Two bodybuilders from St. Charles County have been indicted for conspiracy to purchase and resell Chinese-processed Human Growth Hormone, the Office of the U.S. Attorney for the Eastern District of Missouri announced yesterday.
Gregory Loomans, 40, and Keith Ashabranner, 32, each face up to five years in prison. Loomans, from St. Charles, pleaded not guilty yesterday in federal court. Ashabranner, from O'Fallon, has not yet been arraigned.
According to the indictment, Loomans set up a post office box under a false name, where he received packages of HGH, Trenbolone Acetate Hexahydrobenzylcarbonate (commonly called "tren") and testosterone, all of which was paid for with money orders that were sent to China by Ashabranner.
The feds charge that between April 2008 and February 2010 Ashabranner sent at least five money orders totaling $13,865 to China in exchange for drug shipments with false custom declarations, which made it appear that the bundles were of low monetary value. One shipment containing 320 vials of HGH, for example, was packaged in a box labeled "mechanical parts" worth $7.50, according to the indictment.
The government claims it intercepted that particular package in March of last year, a day before intercepting a second package filled with 49 vials of tren.
Officials with the Department of Homeland Security and U.S. Customs and Border Protection seize packages on a daily basis, says U.S. Attorney Richard Callahan, explaining that the feds are increasingly on the lookout for counterfeit products pouring in from China. Beyond that, Callahan declined to comment about the investigation.
HGH is a naturally produced hormone secreted by the pituitary gland of human beings that stimulates cell growth and reproduction.
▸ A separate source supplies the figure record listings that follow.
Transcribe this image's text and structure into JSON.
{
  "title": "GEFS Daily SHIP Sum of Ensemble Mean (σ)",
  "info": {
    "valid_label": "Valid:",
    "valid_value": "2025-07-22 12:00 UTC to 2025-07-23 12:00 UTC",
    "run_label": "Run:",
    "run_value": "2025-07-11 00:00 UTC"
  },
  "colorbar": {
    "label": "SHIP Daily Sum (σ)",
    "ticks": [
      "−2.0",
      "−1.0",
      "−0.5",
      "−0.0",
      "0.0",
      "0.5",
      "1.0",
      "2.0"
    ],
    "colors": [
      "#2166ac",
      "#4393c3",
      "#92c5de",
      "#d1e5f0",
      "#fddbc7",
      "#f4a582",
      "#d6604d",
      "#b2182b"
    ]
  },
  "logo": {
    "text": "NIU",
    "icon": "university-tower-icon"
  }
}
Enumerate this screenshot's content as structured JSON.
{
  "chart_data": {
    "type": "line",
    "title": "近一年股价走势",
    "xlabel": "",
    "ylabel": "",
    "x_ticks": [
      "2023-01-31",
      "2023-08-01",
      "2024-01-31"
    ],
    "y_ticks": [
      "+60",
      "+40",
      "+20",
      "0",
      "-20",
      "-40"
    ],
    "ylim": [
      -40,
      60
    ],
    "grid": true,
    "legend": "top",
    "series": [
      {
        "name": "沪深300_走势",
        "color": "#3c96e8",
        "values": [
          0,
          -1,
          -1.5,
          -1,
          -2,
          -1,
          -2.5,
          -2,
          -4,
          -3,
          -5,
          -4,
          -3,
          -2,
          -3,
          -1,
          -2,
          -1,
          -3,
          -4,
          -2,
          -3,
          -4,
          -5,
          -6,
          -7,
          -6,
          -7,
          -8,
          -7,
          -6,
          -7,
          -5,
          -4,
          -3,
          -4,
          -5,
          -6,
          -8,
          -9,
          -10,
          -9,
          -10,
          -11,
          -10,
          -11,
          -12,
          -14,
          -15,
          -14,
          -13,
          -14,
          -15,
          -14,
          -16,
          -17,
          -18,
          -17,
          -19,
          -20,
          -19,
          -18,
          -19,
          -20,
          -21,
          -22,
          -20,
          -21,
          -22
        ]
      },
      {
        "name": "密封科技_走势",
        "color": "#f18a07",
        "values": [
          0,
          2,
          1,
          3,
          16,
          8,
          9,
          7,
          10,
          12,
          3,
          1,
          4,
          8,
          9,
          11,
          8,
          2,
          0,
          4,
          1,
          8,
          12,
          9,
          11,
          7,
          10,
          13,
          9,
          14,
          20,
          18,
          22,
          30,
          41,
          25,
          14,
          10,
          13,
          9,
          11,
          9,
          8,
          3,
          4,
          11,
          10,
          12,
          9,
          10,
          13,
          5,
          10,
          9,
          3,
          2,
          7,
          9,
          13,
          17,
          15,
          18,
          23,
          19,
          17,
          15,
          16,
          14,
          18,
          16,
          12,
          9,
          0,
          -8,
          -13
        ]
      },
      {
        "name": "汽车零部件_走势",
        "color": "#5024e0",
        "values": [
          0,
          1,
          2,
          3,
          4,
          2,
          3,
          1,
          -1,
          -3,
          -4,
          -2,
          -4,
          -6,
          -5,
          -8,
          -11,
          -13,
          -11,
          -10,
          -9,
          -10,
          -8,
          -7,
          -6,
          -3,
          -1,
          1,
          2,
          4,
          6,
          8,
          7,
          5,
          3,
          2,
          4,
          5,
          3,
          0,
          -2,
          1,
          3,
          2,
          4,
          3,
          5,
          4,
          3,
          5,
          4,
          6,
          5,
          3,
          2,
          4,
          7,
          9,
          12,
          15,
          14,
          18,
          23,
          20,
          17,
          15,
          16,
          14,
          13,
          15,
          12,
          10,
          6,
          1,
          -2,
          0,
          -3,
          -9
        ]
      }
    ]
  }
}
It's approved by the Food and Drug Administration for limited use; patients authorized to take the drug include developmentally stunted children and individuals with AIDS.
But many bodybuilders and athletes take the drug illegally to recover from workouts and injury, build muscle mass, lose weight and combat the effects of aging. Athletes linked to the drug include baseball all-stars Andy Pettitte, Jason Giambi and Mark McGwire.
The indictment says Loomans and Ashabranner used their profits from the reselling of the HGH to finance their own doping habits.
Apparently, the alleged doping scheme wasn't only a bad legal decision, but a bad health decision as well; the indictment maintains that "Loomans ultimately sought help from a licensed physician after he experienced adverse effects from taking some Chinese drugs."
Loomans's attorney declined to comment, and Ashabranner does not have an attorney listed publicly.
CORRECTION: The original version of this post erroneously stated that Loomans pleaded guilty when in fact he pleaded not guilty.